The number of data breaches reported to the federal privacy commissioner by bureaucrats increased, hitting a record high according to a new report.
Privacy commissioner Daniel Therrien said Thursday in his annual report to Parliament that 228 data breaches across the federal government were reported for the 12 month period ending March 31. Human error accounted for just over two-thirds of those breaches.
The number was more than twice the number reported for the previous fiscal year. And it doesn’t include the embarrassing discovery that the agency lost an unencrypted USB drive when it changed offices early in the year. That was reported in April, after the fiscal year covered in the most recent report.
Meanwhile the office is investigating 339 complaints over a mass mailing by Health Canada which allegedly exposed the names and mailing addresses of some 40,000 people involved in a marijuana medical access program.
Veterans Affairs Canada had the biggest number of breaches during the fiscal year, 60, followed by Citizenship and Immigration Canada (54), Canada Revenue Agency (33) and Correctional Service Canada (22).
Because reporting to the commissioner is voluntary, the office can’t say whether there really have been more breaches than in previous years, or whether departments are now fessing up more. However, the reporting should be more accurate because in May Treasury Board issued a directive requiring federal institutions to report all material data loss to both the commissioner and Treasury Board.

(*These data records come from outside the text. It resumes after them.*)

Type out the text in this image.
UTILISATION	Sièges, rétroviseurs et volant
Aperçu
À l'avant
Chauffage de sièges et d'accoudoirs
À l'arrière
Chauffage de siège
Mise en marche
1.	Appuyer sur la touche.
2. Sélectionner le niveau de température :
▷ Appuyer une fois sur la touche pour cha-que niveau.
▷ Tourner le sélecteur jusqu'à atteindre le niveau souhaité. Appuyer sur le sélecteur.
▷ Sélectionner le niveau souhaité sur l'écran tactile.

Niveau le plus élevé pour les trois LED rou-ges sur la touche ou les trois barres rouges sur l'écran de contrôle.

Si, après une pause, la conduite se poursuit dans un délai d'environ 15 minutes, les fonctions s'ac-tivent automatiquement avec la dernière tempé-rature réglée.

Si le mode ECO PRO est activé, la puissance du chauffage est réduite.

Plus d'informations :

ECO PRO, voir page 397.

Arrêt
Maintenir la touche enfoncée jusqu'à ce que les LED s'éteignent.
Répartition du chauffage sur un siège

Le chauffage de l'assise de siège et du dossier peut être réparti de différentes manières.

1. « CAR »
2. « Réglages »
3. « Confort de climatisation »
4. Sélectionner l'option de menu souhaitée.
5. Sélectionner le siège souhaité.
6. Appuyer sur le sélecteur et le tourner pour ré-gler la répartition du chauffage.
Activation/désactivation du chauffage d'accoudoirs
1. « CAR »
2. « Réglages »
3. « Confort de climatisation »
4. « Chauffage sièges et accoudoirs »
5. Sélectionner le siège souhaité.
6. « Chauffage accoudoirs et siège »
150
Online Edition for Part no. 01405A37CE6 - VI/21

One particularly enormous data breach the government suffered recently was the 2012 loss from Employment and Social Development Canada of an external hard drive containing the personal information of 583,000 student loan recipients, the report noted.
To remind readers about the damage clumsiness can cause the report notes that Parliament was told last March how the hard drive was left unsecured for extended periods of time, was not password protected and held unencrypted personal information.
As a result the commissioner’s office issued a four-page tip sheet with checklists on four controls for protecting against breaches. Physical controls, for example, stress the importance of protecting devices not in use by placing them in locked cabinets or in storage areas where access is restricted. Technological controls would include encryption or strong passwords, with training for employees in each. Imprinting serial numbers one devices so they can be tracked is another recommendation. So is using portable storage devices to store personal information only as a last resort.
Personnel security controls include regular mandatory training about security and privacy, and monitoring the use of personal storage devices by employees to ensure policies and procedures are being followed.
Also in the report, the privacy commissioner’s office said it wants to get a better idea of how bureaucrats use portable storage, so it has started to study how into 17 departments and agencies use the devices and whether they have implemented policies and adequate controls. It hopes to have the report done in the next year.